Technology workers who touch A.I. tools less than once a month are roughly three times as likely to have been laid off as colleagues who use them at least monthly, according to a Gallup study released this week. The predicted probability of layoff among infrequent users in the sector lands at 18 percent. Among regular users, it’s 6 percent.

The finding emerges from a February 2026 survey of more than 23,000 American workers, including 660 who said they were unemployed because their position had been eliminated. Gallup controlled for age, education, and sector, which means the gap isn’t an artifact of older workers in legacy roles. It’s a behavioral signal inside the industry that built the tools.

The pattern extends beyond tech. Across the full sample, non-users (defined as people who touch A.I. once a year or less) made up 62 percent of laid-off workers but only 50 percent of those still employed.

What’s stranger is what the displaced workers themselves said. Only about 1 percent attributed their dismissal to A.I. directly. Meanwhile, Challenger, Gray and Christmas found that roughly 40 percent of job-cut announcements last month named A.I. as the reason. Employers and ex-employees are telling two different stories about the same event.

“That surprised me the most. They didn’t just blame A.I.,” said Jim Harter, chief scientist for Gallup’s workplace management and wellbeing practices.
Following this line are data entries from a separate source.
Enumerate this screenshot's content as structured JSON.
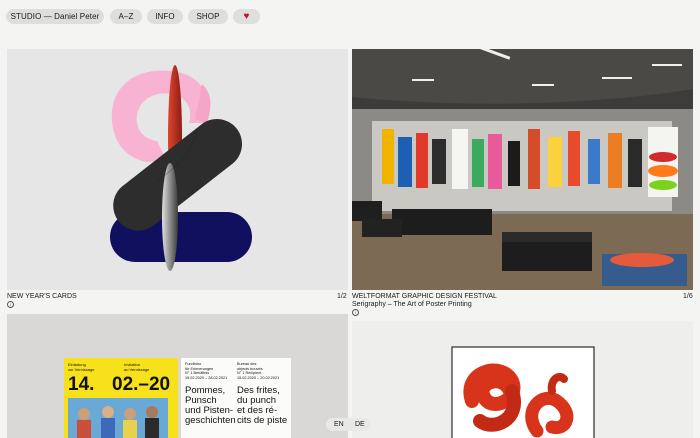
{
  "nav": {
    "studio": "STUDIO — Daniel Peter",
    "az": "A–Z",
    "info": "INFO",
    "shop": "SHOP",
    "heart_icon": "heart-icon",
    "heart_color": "#c8102e"
  },
  "projects": [
    {
      "title": "NEW YEAR'S CARDS",
      "subtitle": "",
      "counter": "1/2",
      "info_icon": "info-icon"
    },
    {
      "title": "WELTFORMAT GRAPHIC DESIGN FESTIVAL",
      "subtitle": "Serigraphy – The Art of Poster Printing",
      "counter": "1/6",
      "info_icon": "info-icon"
    }
  ],
  "poster": {
    "small1": "Einladung\nzur Vernissage",
    "small2": "Invitation\nau Vernissage",
    "day": "14.",
    "date": "02.–20",
    "col1_head": "Fundbüro\nfür Erinnerungen\nN° 1 Behältnis\n15.02.2020 – 28.02.2021",
    "col2_head": "Bureau des\nobjects trouvés\nN° 1 Récipient\n15.02.2020 – 20.02.2021",
    "col1_big": "Pommes,\nPunsch\nund Pisten-\ngeschichten",
    "col2_big": "Des frites,\ndu punch\net des ré-\ncits de piste"
  },
  "language": {
    "en": "EN",
    "de": "DE"
  },
  "colors": {
    "accent": "#c8102e",
    "pill_bg": "#dededc",
    "background": "#f4f4f3"
  }
}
Workers cited restructuring, cost-cutting, and economic conditions, the familiar vocabulary of every downturn since 2001.

The broader labor picture remains less dramatic than the tech-industry vibe suggests. In the first quarter, 45 percent of workers reported staffing at their employer was unchanged. The Bureau of Labor Statistics counted 5.5 million hires against 1.9 million layoffs and discharges in March 2026. Federal government workers reported the sharpest pressure, with nearly 38 percent saying their employer was letting people go, versus 17 percent in the for-profit sector.

Harter cautioned against the obvious managerial response, which is to start treating A.I. usage frequency as a performance proxy. “I don’t think that’s the right direction. The real bottom line is: are they more productive?”

That distinction will be ignored. The legibility of a usage dashboard, compared with the difficulty of measuring actual output, all but guarantees that “prompts per week” becomes a column in someone’s spreadsheet by Q3. The 2013-era wave of activity-tracking software taught the same lesson, and middle management learned nothing from it.